Questo piccolo aggiornamento della mia rassegna del 1993 mostra che la letteratura recente che si occupa di pato-etologia ha effettivamente gettato una nuova ed entusiasmante luce su questa sindrome. In gran parte è ancora enigmatica, ma la comprensione teorica ha fatto progressi, dando al nostro ragionamento clinico una base più solida per quanto riguarda la diagnosi, la prevenzione, la classificazione e la stima dello stadio e del decorso del disturbo. Ora possiamo essere più specifici con gli approcci basati sul movimento (sia attivo che passivo), informare i pazienti (spiegando sia il dolore che la rigidità) e, cosa importante, che quando la riabilitazione del movimento è applicata sullo sfondo di un quadro di ragionamento biopsicosociale, c'è un'alta probabilità di una buona prognosi.

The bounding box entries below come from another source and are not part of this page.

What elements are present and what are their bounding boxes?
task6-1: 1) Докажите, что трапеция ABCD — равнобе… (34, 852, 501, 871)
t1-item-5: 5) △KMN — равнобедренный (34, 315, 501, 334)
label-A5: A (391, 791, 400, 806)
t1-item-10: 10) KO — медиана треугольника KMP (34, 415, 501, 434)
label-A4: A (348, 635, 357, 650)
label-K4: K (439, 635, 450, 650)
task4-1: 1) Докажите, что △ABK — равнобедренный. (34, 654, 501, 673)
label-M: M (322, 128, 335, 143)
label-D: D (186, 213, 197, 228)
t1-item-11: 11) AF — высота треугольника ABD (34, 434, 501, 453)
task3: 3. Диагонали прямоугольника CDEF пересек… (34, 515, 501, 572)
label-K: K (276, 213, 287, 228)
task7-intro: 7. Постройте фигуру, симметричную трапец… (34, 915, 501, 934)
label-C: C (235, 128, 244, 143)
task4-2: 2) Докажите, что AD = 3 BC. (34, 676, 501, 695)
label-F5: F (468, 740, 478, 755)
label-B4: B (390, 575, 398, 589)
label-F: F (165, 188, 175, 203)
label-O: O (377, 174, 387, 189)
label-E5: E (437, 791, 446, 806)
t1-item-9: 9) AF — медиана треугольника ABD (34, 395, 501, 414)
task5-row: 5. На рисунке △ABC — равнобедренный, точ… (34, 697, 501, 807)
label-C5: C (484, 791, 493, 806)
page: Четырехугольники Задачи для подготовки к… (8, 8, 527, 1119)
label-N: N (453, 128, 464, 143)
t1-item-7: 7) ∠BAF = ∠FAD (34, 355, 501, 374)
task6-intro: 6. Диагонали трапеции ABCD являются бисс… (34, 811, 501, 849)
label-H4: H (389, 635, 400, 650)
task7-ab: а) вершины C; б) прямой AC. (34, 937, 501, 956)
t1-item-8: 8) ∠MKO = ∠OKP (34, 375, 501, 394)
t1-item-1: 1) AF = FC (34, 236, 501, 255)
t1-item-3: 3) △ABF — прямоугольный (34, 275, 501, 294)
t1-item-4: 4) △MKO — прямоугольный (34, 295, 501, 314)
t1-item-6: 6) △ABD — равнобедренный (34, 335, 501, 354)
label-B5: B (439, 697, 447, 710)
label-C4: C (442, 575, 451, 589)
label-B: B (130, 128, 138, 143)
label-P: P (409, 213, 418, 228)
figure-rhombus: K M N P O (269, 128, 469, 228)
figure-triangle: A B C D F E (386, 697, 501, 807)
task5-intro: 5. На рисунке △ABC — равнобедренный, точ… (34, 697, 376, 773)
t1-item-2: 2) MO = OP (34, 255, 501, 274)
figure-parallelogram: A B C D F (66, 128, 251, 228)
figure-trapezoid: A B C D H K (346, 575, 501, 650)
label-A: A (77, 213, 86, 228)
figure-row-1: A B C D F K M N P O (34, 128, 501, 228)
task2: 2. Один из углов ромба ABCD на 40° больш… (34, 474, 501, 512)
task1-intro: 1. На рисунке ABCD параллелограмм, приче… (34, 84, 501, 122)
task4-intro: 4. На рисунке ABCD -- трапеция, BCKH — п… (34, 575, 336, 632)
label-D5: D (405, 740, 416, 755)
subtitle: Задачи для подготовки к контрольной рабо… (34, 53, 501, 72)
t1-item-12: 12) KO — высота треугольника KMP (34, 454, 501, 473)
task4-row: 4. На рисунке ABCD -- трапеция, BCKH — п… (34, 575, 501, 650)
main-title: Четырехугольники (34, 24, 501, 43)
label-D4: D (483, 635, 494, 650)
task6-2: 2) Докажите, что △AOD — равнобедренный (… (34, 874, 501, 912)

Devo ammettere che il mio interesse per la FS si è un po' risvegliato dopo aver letto le ultime revisioni sulla fisiopatologia della FS e, dato che continuerò a tenere d'occhio le prossime pubblicazioni, credo che tra 25 anni potrò tornare a parlarvi di questo aggiornamento. Nel frattempo, sarebbe opportuno ottenere qualche dato in più sul ruolo specifico e sul contributo dei concetti di movimento attivo e passivo nella gestione complessiva della FS. Tale ricerca potrebbe essere condotta al meglio attraverso studi di casi singoli accuratamente progettati. Quindi, se qualcuno non ha ancora deciso quale sia la sindrome clinica preferita, posso suggerire di scegliere il gruppo di pazienti con spalle rigide.

A dopo, Hugo

 

  1. Pietrzak, M. Capsulite adesiva: Un sintomo legato all'età della sindrome metabolica e dell'infiammazione cronica di basso grado? Ipotesi Med 88, 12-17 (2016).

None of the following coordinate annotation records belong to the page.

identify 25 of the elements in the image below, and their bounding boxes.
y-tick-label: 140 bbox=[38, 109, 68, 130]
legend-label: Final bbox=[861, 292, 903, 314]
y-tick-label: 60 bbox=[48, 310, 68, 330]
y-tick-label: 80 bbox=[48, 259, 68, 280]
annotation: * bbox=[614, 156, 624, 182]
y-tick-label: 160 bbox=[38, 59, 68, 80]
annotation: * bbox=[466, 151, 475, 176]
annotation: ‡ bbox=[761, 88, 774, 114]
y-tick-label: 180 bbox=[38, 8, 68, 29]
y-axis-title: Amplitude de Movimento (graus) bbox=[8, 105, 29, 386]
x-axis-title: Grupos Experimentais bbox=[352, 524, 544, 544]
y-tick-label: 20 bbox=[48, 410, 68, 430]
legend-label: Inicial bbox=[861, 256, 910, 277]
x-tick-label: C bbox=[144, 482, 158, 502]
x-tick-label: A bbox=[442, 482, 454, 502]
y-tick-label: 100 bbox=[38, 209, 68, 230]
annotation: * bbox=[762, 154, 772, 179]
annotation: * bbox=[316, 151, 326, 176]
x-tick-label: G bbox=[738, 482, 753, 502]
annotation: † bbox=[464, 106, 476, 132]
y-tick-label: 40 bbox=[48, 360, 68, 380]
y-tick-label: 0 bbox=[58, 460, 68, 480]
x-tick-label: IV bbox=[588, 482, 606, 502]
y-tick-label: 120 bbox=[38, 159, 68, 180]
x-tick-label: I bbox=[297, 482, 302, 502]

  2. Ryan, V., Brown, H., Minns Lowe, C. J. e Lewis, J. S. La fisiopatologia associata alla spalla congelata primaria (idiopatica): Una revisione sistematica. BMC Musculoskelet Disord 17, 340 (2016).
  3. Vermeulen, H. M., Rozing, P. M., Obermann, W. R., le Cessie, S. & Vlieland, T. P. M. V. Confronto tra tecniche di mobilizzazione di alto e basso grado nella gestione della capsulite adesiva della spalla: studio randomizzato controllato. Fisioterapia 86, 355-368 (2006).

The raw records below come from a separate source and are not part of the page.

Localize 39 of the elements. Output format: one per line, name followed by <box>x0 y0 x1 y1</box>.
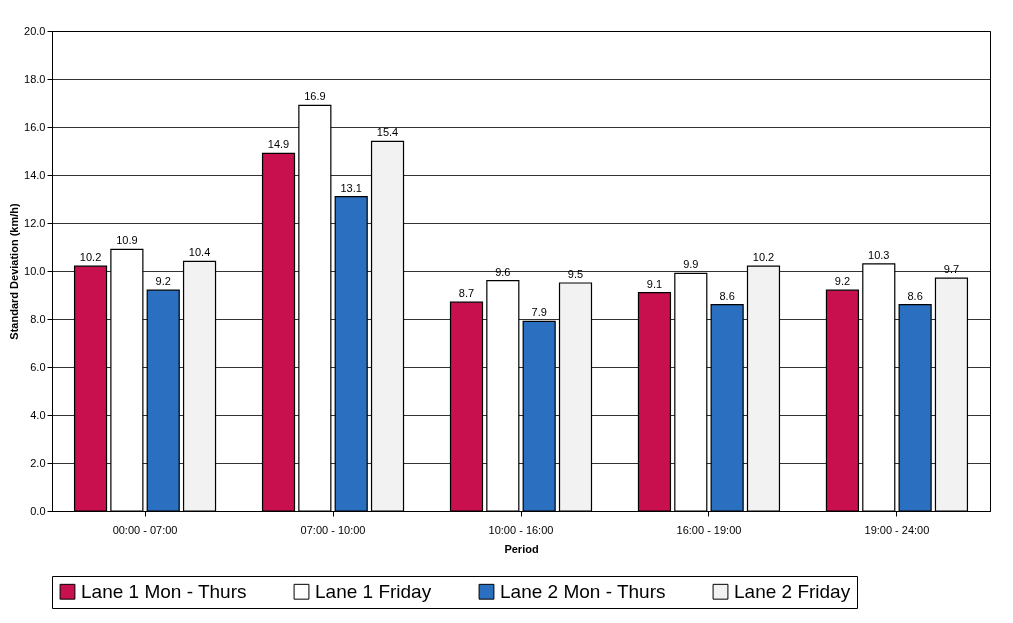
data-label: 8.6 <box>907 289 923 302</box>
x-tick-label: 07:00 - 10:00 <box>300 523 366 536</box>
data-label: 10.3 <box>868 248 890 261</box>
data-label: 9.2 <box>155 275 171 288</box>
legend-label: Lane 2 Friday <box>734 580 851 602</box>
x-tick-label: 19:00 - 24:00 <box>864 523 930 536</box>
y-tick-label: 18.0 <box>24 72 46 85</box>
data-label: 10.4 <box>188 246 211 259</box>
y-tick-label: 20.0 <box>24 24 46 37</box>
y-tick-label: 2.0 <box>30 456 46 469</box>
data-label: 16.9 <box>304 90 326 103</box>
y-tick-label: 10.0 <box>24 264 46 277</box>
y-tick-label: 14.0 <box>24 168 46 181</box>
data-label: 15.4 <box>376 126 399 139</box>
data-label: 10.2 <box>79 251 102 264</box>
y-tick-label: 12.0 <box>24 216 46 229</box>
data-label: 8.6 <box>719 289 735 302</box>
x-tick-label: 00:00 - 07:00 <box>112 523 178 536</box>
x-axis-title: Period <box>504 542 539 555</box>
x-tick-label: 10:00 - 16:00 <box>488 523 554 536</box>
legend-label: Lane 2 Mon - Thurs <box>500 580 666 602</box>
y-tick-label: 16.0 <box>24 120 46 133</box>
data-label: 13.1 <box>340 181 362 194</box>
data-label: 10.9 <box>116 234 138 247</box>
data-label: 10.2 <box>752 251 775 264</box>
data-label: 9.2 <box>834 275 851 288</box>
data-label: 7.9 <box>531 306 547 319</box>
data-label: 9.9 <box>683 258 699 271</box>
legend-label: Lane 1 Friday <box>315 580 432 602</box>
y-tick-label: 8.0 <box>30 312 46 325</box>
data-label: 9.1 <box>646 277 663 290</box>
x-tick-label: 16:00 - 19:00 <box>676 523 742 536</box>
y-axis-title: Standard Deviation (km/h) <box>8 203 21 340</box>
y-tick-label: 4.0 <box>30 408 46 421</box>
data-label: 14.9 <box>267 138 290 151</box>
y-tick-label: 0.0 <box>30 504 46 517</box>
y-tick-label: 6.0 <box>30 360 46 373</box>
data-label: 8.7 <box>458 287 475 300</box>
legend-label: Lane 1 Mon - Thurs <box>81 580 247 602</box>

  4. Maricar, N., Shacklady, C. & Mcloughlin, L. Effetto della mobilizzazione ed esercizi di Maitland per il trattamento della capsulite adesiva della spalla: Un progetto a caso singolo. Teoria Fisioterapica Pratica 25, 203-217 (2009).
  5. Diercks, R. L. & Stevens, M. Scongelamento delicato della spalla congelata: uno studio prospettico di abbandono supervisionato rispetto alla terapia fisica intensiva in settantasette pazienti con spalla congelata. Giornale di chirurgia della spalla e del gomito, 499-502 (2004).
  6. Stam, H. W. Frozen shoulder: una revisione dei concetti attuali. Fisioterapia 80, 588-598 (1994).